Vocabulary

Understanding Vocabulary

Books and other reading materials are composed of words. Good readers already know most of the words they come across in what they read. In fact, for students who are good readers, the contents of their oral vocabularies tend to exceed what they’ll find in most texts they read at school. When good readers decode a word, it will usually match a word in their oral vocabulary. They will be unlikely to get stuck trying to figure out how to say the word or what it means.

Students’ oral vocabularies are very important for learning to read. It doesn’t make a lot of sense to expect students to understand reading passages that include words they don’t know. Decoding isn’t much help in this case.

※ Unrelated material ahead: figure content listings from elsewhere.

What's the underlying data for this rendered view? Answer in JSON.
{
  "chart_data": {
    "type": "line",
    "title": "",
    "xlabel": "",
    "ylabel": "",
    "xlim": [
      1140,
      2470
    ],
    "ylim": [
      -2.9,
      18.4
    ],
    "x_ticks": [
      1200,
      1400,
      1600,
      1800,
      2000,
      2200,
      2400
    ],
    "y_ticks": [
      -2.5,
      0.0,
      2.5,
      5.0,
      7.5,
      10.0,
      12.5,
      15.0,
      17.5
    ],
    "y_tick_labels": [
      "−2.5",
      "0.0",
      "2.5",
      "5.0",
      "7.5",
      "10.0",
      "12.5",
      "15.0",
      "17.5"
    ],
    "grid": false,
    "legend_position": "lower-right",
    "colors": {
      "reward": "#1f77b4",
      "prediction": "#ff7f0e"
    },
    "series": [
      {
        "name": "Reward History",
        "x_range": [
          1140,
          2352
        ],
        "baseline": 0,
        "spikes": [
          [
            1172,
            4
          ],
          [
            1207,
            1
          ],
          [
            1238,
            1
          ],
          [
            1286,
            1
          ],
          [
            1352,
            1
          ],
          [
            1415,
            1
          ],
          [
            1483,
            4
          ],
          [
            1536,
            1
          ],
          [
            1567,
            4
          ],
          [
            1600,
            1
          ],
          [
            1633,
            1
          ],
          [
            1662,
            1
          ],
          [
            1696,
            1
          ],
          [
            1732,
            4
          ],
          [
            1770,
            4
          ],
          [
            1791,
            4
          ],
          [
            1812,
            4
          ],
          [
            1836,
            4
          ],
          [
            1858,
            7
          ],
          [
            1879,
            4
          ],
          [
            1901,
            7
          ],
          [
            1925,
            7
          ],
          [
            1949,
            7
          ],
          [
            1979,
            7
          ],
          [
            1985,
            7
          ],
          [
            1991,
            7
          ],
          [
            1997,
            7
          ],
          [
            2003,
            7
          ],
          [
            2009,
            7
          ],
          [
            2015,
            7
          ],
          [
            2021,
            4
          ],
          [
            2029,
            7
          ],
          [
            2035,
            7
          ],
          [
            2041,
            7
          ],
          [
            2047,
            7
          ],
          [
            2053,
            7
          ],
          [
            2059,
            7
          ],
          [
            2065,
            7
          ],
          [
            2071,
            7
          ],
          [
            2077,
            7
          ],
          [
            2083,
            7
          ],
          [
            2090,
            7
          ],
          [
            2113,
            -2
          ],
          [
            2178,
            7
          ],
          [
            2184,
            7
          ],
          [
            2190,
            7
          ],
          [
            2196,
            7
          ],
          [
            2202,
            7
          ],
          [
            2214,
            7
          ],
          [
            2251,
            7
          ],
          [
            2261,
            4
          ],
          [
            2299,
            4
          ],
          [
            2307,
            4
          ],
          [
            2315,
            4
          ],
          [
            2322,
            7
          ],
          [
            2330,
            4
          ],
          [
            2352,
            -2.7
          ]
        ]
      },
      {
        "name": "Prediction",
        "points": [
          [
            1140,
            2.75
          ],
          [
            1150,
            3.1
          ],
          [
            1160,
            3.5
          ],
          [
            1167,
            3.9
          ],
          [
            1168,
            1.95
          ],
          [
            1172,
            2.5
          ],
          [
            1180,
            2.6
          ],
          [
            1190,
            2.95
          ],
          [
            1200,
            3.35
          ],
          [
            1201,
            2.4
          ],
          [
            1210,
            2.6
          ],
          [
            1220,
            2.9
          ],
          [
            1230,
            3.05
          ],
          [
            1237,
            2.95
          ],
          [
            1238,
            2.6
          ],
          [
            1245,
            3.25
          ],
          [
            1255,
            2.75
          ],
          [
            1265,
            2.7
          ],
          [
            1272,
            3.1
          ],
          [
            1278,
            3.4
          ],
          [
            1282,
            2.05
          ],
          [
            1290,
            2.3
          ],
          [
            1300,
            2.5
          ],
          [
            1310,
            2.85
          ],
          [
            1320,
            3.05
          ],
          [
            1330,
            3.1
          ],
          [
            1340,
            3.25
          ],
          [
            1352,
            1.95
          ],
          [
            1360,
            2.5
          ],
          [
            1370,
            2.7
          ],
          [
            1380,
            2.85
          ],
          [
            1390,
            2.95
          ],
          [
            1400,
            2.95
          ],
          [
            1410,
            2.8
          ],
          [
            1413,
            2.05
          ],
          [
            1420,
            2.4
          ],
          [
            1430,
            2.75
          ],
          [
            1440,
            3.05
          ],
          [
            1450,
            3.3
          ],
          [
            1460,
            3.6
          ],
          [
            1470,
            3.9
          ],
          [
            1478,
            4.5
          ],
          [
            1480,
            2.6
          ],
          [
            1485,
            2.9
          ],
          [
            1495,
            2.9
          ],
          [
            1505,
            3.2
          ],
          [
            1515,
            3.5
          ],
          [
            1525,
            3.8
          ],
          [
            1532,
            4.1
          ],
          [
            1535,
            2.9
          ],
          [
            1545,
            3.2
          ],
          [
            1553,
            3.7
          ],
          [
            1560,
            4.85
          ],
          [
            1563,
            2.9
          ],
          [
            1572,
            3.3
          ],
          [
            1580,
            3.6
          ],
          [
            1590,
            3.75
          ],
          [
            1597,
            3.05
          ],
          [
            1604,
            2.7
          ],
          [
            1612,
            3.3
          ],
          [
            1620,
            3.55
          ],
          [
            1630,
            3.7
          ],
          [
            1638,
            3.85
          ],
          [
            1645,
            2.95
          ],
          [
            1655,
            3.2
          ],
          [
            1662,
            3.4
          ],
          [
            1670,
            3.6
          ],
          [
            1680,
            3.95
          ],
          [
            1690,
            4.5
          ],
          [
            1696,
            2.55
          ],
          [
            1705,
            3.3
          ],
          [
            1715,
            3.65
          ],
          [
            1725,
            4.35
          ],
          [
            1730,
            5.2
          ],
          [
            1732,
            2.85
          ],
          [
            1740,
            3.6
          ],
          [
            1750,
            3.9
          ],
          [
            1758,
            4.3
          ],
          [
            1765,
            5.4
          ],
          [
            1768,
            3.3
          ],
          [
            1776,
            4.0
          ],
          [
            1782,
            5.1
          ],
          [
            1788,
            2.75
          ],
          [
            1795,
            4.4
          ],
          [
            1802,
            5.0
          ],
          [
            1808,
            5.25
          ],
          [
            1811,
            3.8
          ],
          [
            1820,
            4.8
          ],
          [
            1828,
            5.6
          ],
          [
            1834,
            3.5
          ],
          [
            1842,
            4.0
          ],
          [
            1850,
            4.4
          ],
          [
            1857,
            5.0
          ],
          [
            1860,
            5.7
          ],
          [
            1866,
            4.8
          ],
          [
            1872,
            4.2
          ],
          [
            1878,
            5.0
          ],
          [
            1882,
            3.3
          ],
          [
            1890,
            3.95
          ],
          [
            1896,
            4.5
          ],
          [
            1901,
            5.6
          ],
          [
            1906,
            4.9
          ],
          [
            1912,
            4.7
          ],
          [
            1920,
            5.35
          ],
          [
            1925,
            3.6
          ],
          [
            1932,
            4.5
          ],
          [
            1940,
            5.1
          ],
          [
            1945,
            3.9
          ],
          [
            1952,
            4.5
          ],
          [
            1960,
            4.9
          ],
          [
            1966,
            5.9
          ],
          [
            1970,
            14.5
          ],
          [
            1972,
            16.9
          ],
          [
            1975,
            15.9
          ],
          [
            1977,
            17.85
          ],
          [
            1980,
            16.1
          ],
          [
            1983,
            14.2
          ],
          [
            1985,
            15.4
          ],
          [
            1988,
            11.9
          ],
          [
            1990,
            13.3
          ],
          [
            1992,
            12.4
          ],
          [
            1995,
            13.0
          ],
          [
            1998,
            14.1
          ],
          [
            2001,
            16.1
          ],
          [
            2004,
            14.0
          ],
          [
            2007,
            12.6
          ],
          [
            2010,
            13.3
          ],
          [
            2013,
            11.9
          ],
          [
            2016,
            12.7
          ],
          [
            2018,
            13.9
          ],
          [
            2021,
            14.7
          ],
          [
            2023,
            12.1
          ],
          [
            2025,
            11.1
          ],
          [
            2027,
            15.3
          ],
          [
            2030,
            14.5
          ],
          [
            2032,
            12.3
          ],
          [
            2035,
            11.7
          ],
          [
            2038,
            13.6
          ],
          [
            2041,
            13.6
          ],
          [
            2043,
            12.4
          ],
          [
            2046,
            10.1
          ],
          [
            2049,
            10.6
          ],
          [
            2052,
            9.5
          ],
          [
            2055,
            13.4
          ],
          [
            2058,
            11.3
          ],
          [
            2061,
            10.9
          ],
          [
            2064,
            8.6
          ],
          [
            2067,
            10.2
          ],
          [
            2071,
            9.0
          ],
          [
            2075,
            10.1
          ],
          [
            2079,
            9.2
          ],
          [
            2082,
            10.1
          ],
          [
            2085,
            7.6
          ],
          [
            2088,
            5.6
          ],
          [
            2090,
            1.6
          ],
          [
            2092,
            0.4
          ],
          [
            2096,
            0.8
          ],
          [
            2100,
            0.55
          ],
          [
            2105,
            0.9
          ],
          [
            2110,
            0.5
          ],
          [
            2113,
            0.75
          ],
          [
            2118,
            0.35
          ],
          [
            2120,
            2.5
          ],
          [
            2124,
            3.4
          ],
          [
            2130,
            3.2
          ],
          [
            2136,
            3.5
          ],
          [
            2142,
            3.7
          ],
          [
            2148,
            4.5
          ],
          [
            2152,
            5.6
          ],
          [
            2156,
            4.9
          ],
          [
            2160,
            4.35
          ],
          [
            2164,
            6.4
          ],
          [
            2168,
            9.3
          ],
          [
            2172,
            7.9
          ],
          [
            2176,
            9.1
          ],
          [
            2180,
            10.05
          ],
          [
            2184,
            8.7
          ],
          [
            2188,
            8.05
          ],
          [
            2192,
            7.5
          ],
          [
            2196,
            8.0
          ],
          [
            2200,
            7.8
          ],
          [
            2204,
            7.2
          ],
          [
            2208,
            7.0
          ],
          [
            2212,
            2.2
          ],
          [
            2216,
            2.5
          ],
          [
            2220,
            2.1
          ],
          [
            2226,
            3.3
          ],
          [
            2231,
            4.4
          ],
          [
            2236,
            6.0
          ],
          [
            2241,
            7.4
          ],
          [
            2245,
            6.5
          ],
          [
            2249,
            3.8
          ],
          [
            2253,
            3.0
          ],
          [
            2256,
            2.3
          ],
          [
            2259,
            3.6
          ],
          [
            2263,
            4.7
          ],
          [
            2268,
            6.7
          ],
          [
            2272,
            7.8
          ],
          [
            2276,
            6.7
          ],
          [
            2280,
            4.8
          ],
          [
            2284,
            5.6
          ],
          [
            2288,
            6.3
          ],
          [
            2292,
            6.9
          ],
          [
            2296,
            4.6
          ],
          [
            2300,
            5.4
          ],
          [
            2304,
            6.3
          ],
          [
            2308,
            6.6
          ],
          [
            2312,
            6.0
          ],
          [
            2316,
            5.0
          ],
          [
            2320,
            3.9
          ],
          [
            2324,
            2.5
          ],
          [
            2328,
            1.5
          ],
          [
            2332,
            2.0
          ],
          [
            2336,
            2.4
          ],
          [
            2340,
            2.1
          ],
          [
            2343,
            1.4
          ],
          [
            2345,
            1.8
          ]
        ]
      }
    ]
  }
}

Struggling readers often won’t know some of the words they run into in school reading selections. Even if they can sound out a word, they might not know what the word means. Knowing most of the words we read is important for reading fluency. This enables us to read quickly and smoothly enough to understand most of the phrases and sentences we encounter. Students who don’t know a lot of the words in a passage will have to stop and puzzle over the mean­ing of many words. They may lose track of the overall meaning of the whole passage.


Where Our Vocabulary Comes From

Our oral vocabularies grow from our experiences. We learn most words long before we can read them. But people have different experiences.

Differences in people’s experiences result in differences in their vocabularies. For example, the word “touchdown” would have no meaning to you if you’d never seen a football game or been told about one. The word “jealous” wouldn’t mean anything to you if you’ve never heard it used to describe a feeling prompted by a situation you can understand.

Where we live and what we do in our daily lives provide us with many of the words we know. A student who lives in the city will most likely know words such as “subway,” “high-rise,” and “gridlock.” A student who lives on a commercial farm will most likely know words such as “no-till,” “silage,” and “aerator.” The books we read and the people we talk to also teach us different words. A student who reads about dinosaurs will have a different vocabulary from a student who reads about sports. This difference is a good thing. Reading is one way we explore our interests and discover meaning in our lives. And when we do that, our vocabularies grow and change.